Vietnam Jails Four Activists Up to 10 Years on Anti-State Charges
Pressure on human rights activists in Vietnam has coincided with political events, such as the swearing in of a new cabinet
Four activists have been jailed for up to ten years after Vietnamese courts found them guilty of spreading “anti-state propaganda”.
Vietnam’s communist government is swearing in a new cabinet, with top leaders taking office in the next few days.
It is also preparing for legislative elections in May for the rubber-stamp national assembly that has around 500 members.
Pressure on human rights activists has coincided with these political events, observers say.

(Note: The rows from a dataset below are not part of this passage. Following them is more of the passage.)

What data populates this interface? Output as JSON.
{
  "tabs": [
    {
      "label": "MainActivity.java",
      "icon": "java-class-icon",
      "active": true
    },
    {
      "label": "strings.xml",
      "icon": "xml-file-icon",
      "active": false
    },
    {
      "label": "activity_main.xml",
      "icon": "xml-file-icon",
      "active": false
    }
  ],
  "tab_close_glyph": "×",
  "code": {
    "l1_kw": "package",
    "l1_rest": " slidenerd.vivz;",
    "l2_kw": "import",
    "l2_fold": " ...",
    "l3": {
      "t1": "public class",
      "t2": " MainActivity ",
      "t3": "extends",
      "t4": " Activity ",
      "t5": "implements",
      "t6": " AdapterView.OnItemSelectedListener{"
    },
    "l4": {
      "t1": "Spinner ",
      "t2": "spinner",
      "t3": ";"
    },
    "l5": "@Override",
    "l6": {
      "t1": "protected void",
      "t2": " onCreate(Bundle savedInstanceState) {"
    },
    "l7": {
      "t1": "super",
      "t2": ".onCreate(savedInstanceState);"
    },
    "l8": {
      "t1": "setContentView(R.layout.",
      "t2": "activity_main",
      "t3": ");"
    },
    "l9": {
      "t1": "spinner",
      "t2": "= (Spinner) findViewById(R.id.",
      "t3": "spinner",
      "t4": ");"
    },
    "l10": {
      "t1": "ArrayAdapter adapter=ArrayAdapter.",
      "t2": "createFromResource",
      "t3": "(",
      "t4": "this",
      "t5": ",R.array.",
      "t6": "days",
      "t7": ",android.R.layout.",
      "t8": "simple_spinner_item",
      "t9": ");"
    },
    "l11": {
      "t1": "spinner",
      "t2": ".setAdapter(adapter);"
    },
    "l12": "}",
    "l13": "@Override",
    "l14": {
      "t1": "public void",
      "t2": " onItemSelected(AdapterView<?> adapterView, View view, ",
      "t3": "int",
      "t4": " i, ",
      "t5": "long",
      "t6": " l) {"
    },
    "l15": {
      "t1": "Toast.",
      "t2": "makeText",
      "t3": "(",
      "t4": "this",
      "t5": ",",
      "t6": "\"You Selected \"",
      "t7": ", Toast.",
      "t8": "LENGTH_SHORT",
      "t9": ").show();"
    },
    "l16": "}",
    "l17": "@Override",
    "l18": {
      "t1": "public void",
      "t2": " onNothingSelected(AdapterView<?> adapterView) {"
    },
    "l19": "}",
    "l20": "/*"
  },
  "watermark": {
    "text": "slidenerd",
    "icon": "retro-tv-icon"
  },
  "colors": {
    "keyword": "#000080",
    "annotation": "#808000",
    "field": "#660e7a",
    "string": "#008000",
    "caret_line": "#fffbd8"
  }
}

In the southern Central Highlands province of Lam Dong on Tuesday, activist Vu Tien Chi, 55, was jailed for 10 years for sharing and posting online articles allegedly defaming the Communist Party and Vietnamese leaders.
Since 2018, Chi has shared 338 articles and posted 181 videos on his personal accounts on Facebook and YouTube, questioning the policies of the state and government.
Chi had the intention of establishing a new parliament to replace the contemporary national assembly, state media reported.
In the nearby coastal province of Khanh Hoa, three others, aged between 25 and 59 years old, were jailed between five and nine years on the same charge.
One of them was accused of livestreaming the burning of the country’s flag before Vietnam’s liberation day in April last year.
According to Amnesty International, political prisoners in Vietnam have doubled from 84 to 170 since 2016.